Internet meme and onomatopoeia

Hawk tuah (/ˌhɔːk ˈtuːə/ HAWK-_-TOO-ə) (Note: While the meme is usually pronounced /ˌhɔːk ˈtuːə/, the actual noise Welch made is better represented as a narrow phonetic transcription by /en/.) is an internet meme originating from a viral YouTube video posted in 2024. During a vox pop street interview in Nashville, Tennessee, Haliey Welch used the catchphrase hawk tuah, an onomatopoeia for spitting or expectoration on a penis as a form of oral sex, specifically fellatio.

== History ==

On June 11, 2024, a vox pop YouTube channel, Tim & Dee TV owned by Tim Dickerson and DeArius Marlow, released a video featuring an interview with Haliey Welch in the Broadway district of Nashville, Tennessee, United States. Welch and another woman approached Dickerson and Marlow and asked to be interviewed. The interview began with what Dickerson and Marlow considered tamer questions, such as, "What makes you wifey material?" Eventually, Dickerson and Marlow stated, Welch encouraged Marlow to "spice up the questions". Marlow responded by asking, "What's one move in bed that makes a man go crazy every time?" Welch's reply, in a strong Southern accent, was "You gotta give 'em that 'hawk tuah' and spit on that thang", referring to spitting on someone's penis as a form of fellatio for lubricatory purposes.

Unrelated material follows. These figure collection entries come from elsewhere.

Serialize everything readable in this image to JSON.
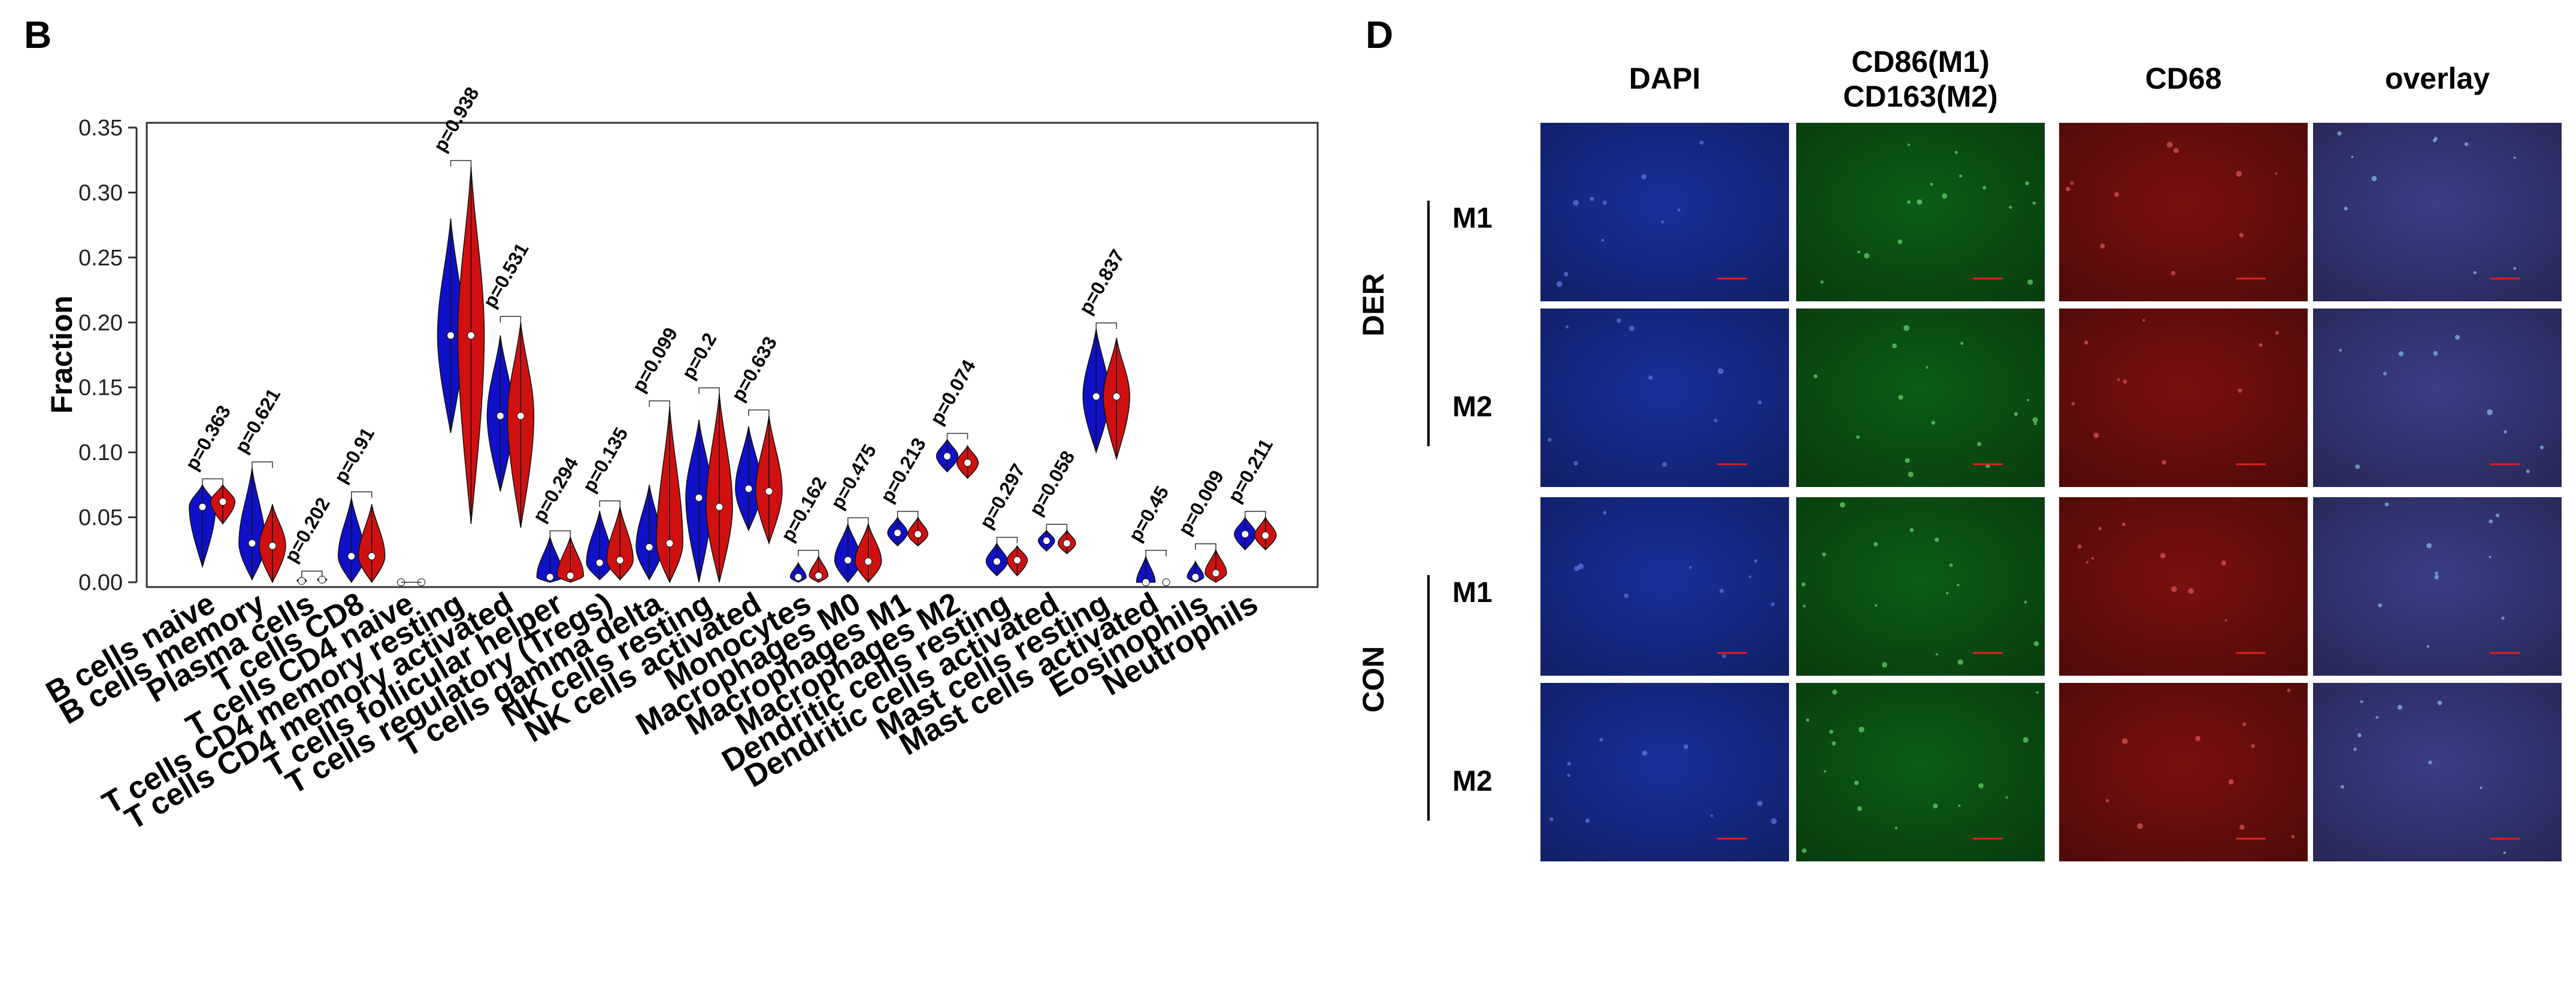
{
  "panels": {
    "left_label": "B",
    "right_label": "D"
  },
  "chart_data": {
    "type": "violin",
    "title": "",
    "xlabel": "",
    "ylabel": "Fraction",
    "ylim": [
      0,
      0.35
    ],
    "yticks": [
      "0.00",
      "0.05",
      "0.10",
      "0.15",
      "0.20",
      "0.25",
      "0.30",
      "0.35"
    ],
    "series_colors": [
      "#1010c8",
      "#d01010"
    ],
    "categories": [
      "B cells naive",
      "B cells memory",
      "Plasma cells",
      "T cells CD8",
      "T cells CD4 naive",
      "T cells CD4 memory resting",
      "T cells CD4 memory activated",
      "T cells follicular helper",
      "T cells regulatory (Tregs)",
      "T cells gamma delta",
      "NK cells resting",
      "NK cells activated",
      "Monocytes",
      "Macrophages M0",
      "Macrophages M1",
      "Macrophages M2",
      "Dendritic cells resting",
      "Dendritic cells activated",
      "Mast cells resting",
      "Mast cells activated",
      "Eosinophils",
      "Neutrophils"
    ],
    "pvalues": [
      "p=0.363",
      "p=0.621",
      "p=0.202",
      "p=0.91",
      "",
      "p=0.938",
      "p=0.531",
      "p=0.294",
      "p=0.135",
      "p=0.099",
      "p=0.2",
      "p=0.633",
      "p=0.162",
      "p=0.475",
      "p=0.213",
      "p=0.074",
      "p=0.297",
      "p=0.058",
      "p=0.837",
      "p=0.45",
      "p=0.009",
      "p=0.211"
    ],
    "group_a": {
      "median": [
        0.058,
        0.03,
        0.001,
        0.02,
        0.0,
        0.19,
        0.128,
        0.004,
        0.015,
        0.027,
        0.065,
        0.072,
        0.004,
        0.017,
        0.038,
        0.097,
        0.016,
        0.032,
        0.143,
        0.0,
        0.004,
        0.037
      ],
      "min": [
        0.012,
        0.002,
        0.0,
        0.0,
        0.0,
        0.115,
        0.07,
        0.0,
        0.002,
        0.002,
        0.0,
        0.04,
        0.0,
        0.0,
        0.028,
        0.085,
        0.005,
        0.024,
        0.1,
        0.0,
        0.0,
        0.025
      ],
      "max": [
        0.075,
        0.088,
        0.004,
        0.065,
        0.001,
        0.28,
        0.19,
        0.035,
        0.055,
        0.075,
        0.125,
        0.12,
        0.015,
        0.045,
        0.05,
        0.11,
        0.03,
        0.04,
        0.195,
        0.02,
        0.016,
        0.05
      ]
    },
    "group_b": {
      "median": [
        0.062,
        0.028,
        0.002,
        0.02,
        0.0,
        0.19,
        0.128,
        0.005,
        0.017,
        0.03,
        0.058,
        0.07,
        0.005,
        0.016,
        0.037,
        0.092,
        0.017,
        0.03,
        0.143,
        0.0,
        0.007,
        0.036
      ],
      "min": [
        0.045,
        0.0,
        0.0,
        0.0,
        0.0,
        0.045,
        0.042,
        0.0,
        0.002,
        0.0,
        0.0,
        0.03,
        0.0,
        0.0,
        0.028,
        0.08,
        0.005,
        0.022,
        0.095,
        0.0,
        0.0,
        0.025
      ],
      "max": [
        0.075,
        0.06,
        0.004,
        0.06,
        0.0,
        0.32,
        0.2,
        0.035,
        0.058,
        0.135,
        0.145,
        0.128,
        0.02,
        0.045,
        0.05,
        0.105,
        0.028,
        0.04,
        0.188,
        0.0,
        0.025,
        0.05
      ]
    }
  },
  "microscopy": {
    "columns": [
      "DAPI",
      "CD86(M1)\nCD163(M2)",
      "CD68",
      "overlay"
    ],
    "column_colors": [
      "#1a2f9c",
      "#0d5c16",
      "#7a1010",
      "#3b3e86"
    ],
    "groups": [
      {
        "label": "DER",
        "rows": [
          "M1",
          "M2"
        ]
      },
      {
        "label": "CON",
        "rows": [
          "M1",
          "M2"
        ]
      }
    ]
  }
}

The sound and physical movement by Welch imitated popular depictions of individuals in Old West saloons spitting into a spittoon.

==Popularity==
The next day, Marlow uploaded the clip to TikTok and almost immediately other accounts across social media began reposting the video after scrubbing off the "Tim and Dee TV" watermark. Dickerson and Marlow estimated that they filed at least fifty copyright claims in the days after they first published the clip. The original video had gone viral, receiving millions of views across TikTok, Instagram, and YouTube, spawning remixes and remakes of the original audio, and gaining Welch the nickname Hawk Tuah Girl. The video and phrase turned into a meme. Welch, who had been a minimum-wage worker at a factory, subsequently created an Instagram account and gained a sizable social media followership and media attention. She also founded a company under which she registered various trademarks, gained representation by an agent, and began selling merchandise themed on the phrase and making paid appearances. On August 15, 2024, she threw the ceremonial first pitch of a New York Mets game, and launched a podcast, Talk Tuah, under the Betr media company co-founded by Jake Paul. Dickerson and Marlow indicated they were happy for Welch but were upset for not receiving credit for Welch's fame.